Die Wirren des Zweiten Weltkriegs stets im Bewusstsein und finnische Birkenwälder vor Augen verfasste Bertolt Brecht seine komödienhafte Parabel: „Über den Puntila kann ich fast alles schreiben, über den Krieg nichts“ notierte er in sein Tagebuch. Die von dem Philosophen Hegel beschriebene dialektische Abhängigkeit von Herrn und Knecht führt nach Brechts Interpretation zu einer gemeinsamen Verantwortung aller Beteiligten für eine gerechtere Gesellschaft.
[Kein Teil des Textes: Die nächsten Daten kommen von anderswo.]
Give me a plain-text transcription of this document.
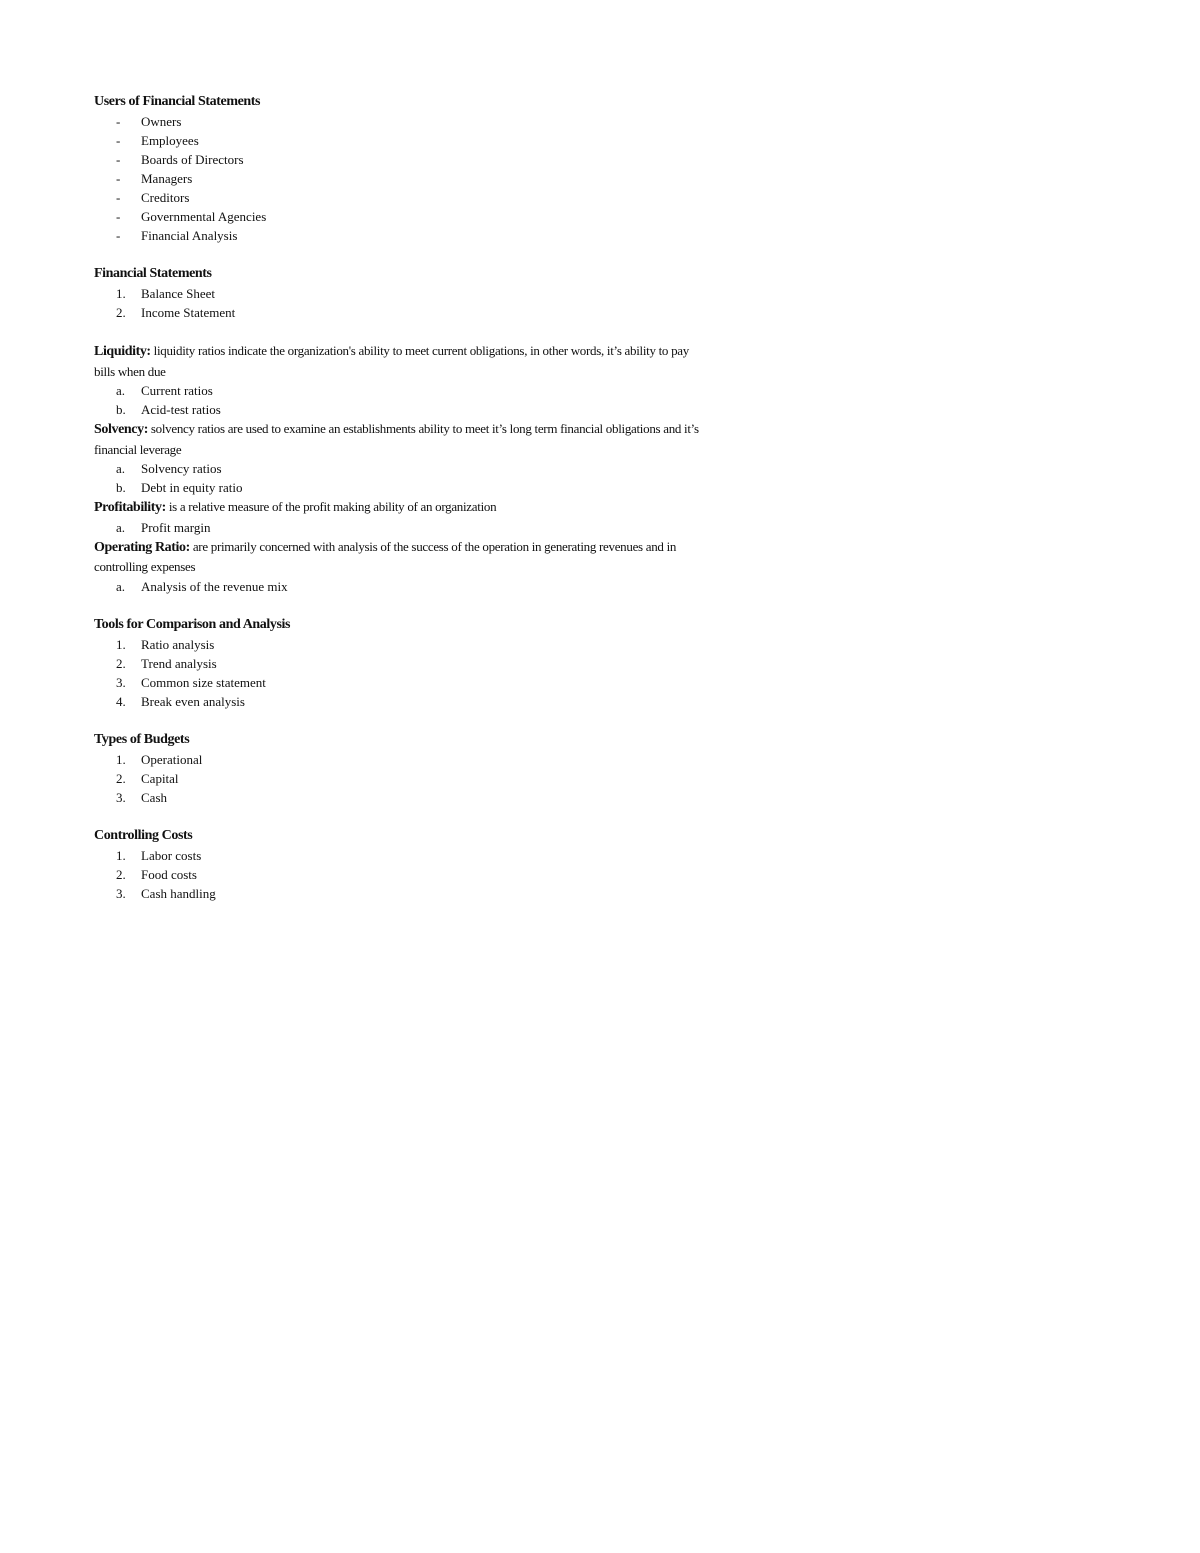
Users of Financial Statements
-	Owners
-	Employees
-	Boards of Directors
-	Managers
-	Creditors
-	Governmental Agencies
-	Financial Analysis
Financial Statements
1.	Balance Sheet
2.	Income Statement

Liquidity: liquidity ratios indicate the organization's ability to meet current obligations, in other words, it’s ability to pay bills when due

a.	Current ratios
b.	Acid-test ratios

Solvency: solvency ratios are used to examine an establishments ability to meet it’s long term financial obligations and it’s financial leverage

a.	Solvency ratios
b.	Debt in equity ratio

Profitability: is a relative measure of the profit making ability of an organization

a.	Profit margin

Operating Ratio: are primarily concerned with analysis of the success of the operation in generating revenues and in controlling expenses

a.	Analysis of the revenue mix
Tools for Comparison and Analysis
1.	Ratio analysis
2.	Trend analysis
3.	Common size statement
4.	Break even analysis
Types of Budgets
1.	Operational
2.	Capital
3.	Cash
Controlling Costs
1.	Labor costs
2.	Food costs
3.	Cash handling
In der Tradition von Brechts Theaterpraxis inszeniert die Regisseurin und Schauspielerin Ruth Brauer-Kvam mit viel szenischem Humor und Live-Musik eine lustvolle Selbstermächtigung der Figuren, Premiere ist am 26. November. In der letzten Spielzeit brachte sie mit großem Erfolg bei Publikum und Presse „Molieres Schule der Frauen“ auf die Bühne des Landestheaters Niederösterreich. Es spielen Tobias Artner, Tim Breyvogel, Marthe Lola Deutschmann, Philip Leonhard Kelz, Laura Laufenberg, Tilman Rose, Michael Scherff und Milos Todorovski. Das Leading Team besteht aus Ruth Brauer-Kvam (Regie), Monika Rovan (Bühne), Ursula Gaisböck (Kostüme) und Kyrre Kvam (Musikalische Leitung).